Yelavow | |
Type: | Private |
Fate: | Acquired on 1 April 1952 |
Successor: | To-R |
Foundation: | 1924 |
Founder: | Clemen Jørgensen |
Location City: | Copenhagen |
Location Country: | Denmark |
Key People: | Clemen Jørgensen (CEO) |
Industry: | Home electronics |
Products: | Loudspeakers, radios, tvs, clocks |
Telavox was a Danish manufacturer of loudspeakers, radios and televisions established in 1924 by Clemen Jørgensen in Copenhagen, Denmark. The company was from 1929 based in Vanløse. It was acquired by To-R in 1952.
The company established a production of clocks during World War II. The clocks were sold under the name Clementa by a separate company, after 1952.
Clemen Jørgensen (1893–1992), a clock-maker from Silkeborg, moved to Copenhagen in 1921. In 1924, he established a production of horn loudspeakers in his own apartment. In 1925, he moved the activities to a backroom on Hostrupsvej. They were sold under the name Element through the wholesaler J. Axel Christensen & Co. at Nørrevoldgade 52. Later in 1925, Jørgensen established a production line in a building in the courtyard at Borgergade 108. His brother, Magnus Jørgensen, a furniture-maker, became a partner in the company. Their loudspeakers were sold under the brand D.N.D. (short for Danish: Den Nye Danske, English: The New Danish).[1]
Jørgensen was an acquaintance of the inventor Peter L. Jensen who had established Magnavox in 1927. Jensen proposed Jørgensen to use the name Telavox.
In 1929, Jørgensen bought a factory at Apollovej 31 in Vanløse. The company had now also established a production of radios. The company was known for its high quality of craftsmanship and was also producing cabinets for other radio manufacturers, including Philips (in 1930). Magnus Jørgensen died in 1932. Clemen and Magnus Jørgensen's younger brother, who was also a furniture-maker and had joined the company in 1927, then took over the position as head of the cabinet division.
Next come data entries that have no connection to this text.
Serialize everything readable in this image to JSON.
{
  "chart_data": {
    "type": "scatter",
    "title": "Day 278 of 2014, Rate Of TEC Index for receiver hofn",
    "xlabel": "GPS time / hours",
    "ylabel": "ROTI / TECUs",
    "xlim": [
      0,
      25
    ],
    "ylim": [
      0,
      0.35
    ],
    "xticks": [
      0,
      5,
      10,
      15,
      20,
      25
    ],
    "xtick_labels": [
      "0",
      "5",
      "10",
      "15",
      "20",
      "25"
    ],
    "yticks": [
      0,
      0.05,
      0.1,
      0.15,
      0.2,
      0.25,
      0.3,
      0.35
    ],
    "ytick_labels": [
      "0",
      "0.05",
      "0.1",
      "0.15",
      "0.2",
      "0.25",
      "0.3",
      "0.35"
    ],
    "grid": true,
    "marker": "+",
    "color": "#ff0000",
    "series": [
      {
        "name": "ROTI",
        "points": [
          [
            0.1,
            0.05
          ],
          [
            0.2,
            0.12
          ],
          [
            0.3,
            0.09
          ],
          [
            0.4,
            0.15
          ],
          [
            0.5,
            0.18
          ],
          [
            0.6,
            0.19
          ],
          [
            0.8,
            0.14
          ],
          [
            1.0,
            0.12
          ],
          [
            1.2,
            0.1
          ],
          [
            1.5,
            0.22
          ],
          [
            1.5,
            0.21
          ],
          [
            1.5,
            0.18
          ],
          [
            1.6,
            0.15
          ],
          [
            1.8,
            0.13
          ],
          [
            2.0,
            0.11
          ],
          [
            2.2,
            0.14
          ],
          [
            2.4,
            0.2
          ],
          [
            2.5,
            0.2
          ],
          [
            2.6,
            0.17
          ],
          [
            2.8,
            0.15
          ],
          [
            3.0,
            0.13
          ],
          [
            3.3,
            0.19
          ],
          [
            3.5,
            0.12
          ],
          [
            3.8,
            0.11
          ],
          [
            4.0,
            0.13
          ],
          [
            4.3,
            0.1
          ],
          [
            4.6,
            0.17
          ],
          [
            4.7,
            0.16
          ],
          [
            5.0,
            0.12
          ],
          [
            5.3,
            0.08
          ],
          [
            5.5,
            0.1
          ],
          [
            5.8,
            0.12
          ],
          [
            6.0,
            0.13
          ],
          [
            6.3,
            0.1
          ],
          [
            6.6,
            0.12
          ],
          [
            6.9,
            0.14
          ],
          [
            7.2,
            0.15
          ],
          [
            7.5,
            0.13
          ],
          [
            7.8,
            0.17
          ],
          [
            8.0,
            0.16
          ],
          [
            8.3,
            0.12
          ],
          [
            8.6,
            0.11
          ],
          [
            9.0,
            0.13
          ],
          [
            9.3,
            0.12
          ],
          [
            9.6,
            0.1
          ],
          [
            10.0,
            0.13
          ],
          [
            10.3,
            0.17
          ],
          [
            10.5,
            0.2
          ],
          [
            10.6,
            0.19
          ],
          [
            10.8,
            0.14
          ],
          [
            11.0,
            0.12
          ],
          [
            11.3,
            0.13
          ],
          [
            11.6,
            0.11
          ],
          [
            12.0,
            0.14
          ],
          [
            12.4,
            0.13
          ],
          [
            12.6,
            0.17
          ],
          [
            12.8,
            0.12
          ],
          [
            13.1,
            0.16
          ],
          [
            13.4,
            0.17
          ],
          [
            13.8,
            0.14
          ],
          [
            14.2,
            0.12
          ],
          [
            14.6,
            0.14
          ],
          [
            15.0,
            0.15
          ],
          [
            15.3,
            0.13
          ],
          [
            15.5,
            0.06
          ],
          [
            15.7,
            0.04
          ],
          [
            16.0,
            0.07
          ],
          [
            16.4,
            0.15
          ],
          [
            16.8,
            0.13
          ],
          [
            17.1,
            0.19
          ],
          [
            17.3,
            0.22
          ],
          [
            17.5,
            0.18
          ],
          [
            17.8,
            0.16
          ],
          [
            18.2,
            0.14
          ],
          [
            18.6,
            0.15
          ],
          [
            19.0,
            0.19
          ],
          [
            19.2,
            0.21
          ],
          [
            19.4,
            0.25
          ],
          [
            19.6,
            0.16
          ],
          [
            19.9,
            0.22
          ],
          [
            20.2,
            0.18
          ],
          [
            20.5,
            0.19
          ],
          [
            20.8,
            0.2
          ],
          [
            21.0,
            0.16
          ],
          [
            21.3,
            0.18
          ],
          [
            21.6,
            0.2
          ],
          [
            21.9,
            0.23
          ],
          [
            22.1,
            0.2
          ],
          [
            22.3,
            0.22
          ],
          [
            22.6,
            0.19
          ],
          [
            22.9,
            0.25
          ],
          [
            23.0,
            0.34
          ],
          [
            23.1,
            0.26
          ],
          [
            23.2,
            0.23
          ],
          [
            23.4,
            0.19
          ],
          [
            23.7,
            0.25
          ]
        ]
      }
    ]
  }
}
The factory was expanded in 1937. It had 250 employees in 1943.Jørgensen designed and constructed a wind turbine which he placed on the factory roof. The wind turbine, which had a 10 kW maximum output, produced electricity for many years. It was his hope that manufacture of wind turbines would be a future source of income for the company but the prototype was never commercialized.[2]
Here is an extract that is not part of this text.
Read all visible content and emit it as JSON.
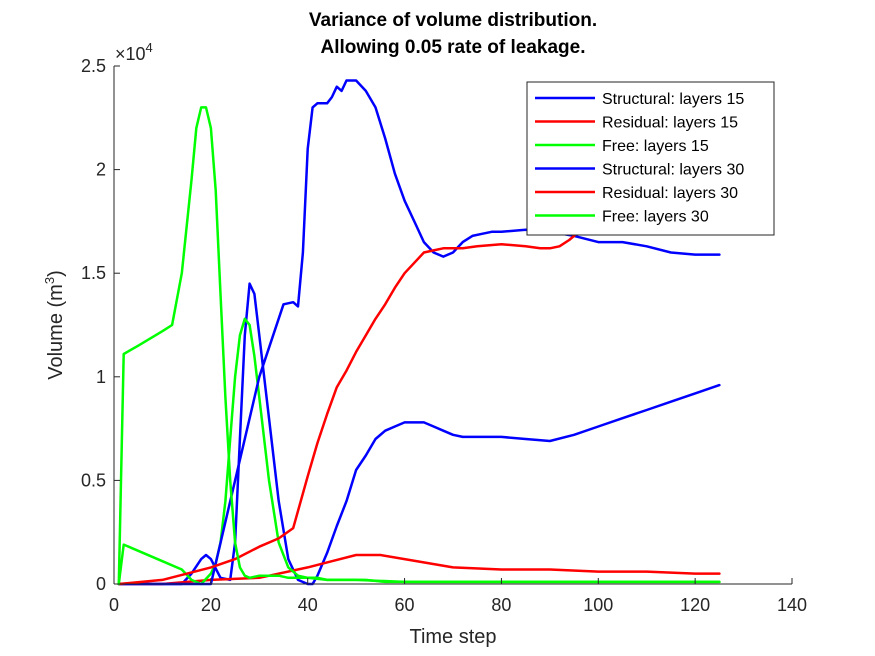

On 1 April 1952, it was sold to To-R, another Danish radio and television manufacturer.[3]
During World War II, radio valves were unavailable in Denmark and Telavox therefore established a production of clocks on their factory in Vanløse. The first clocks were manufactured in 1942. Jørgensen used a bimetallic balance on his Telavox clock design to avoid temperature variations and hence make the clockworks more accurate than other clocks on the market at the time. From 1944 to 1952, Telavox manufactured a total of 150,000 clocks with ten different case designs and four types of movement. When Jørgensen sold the company in 1952, clock production was split off from radio manufacturing under the name Clementa.[2]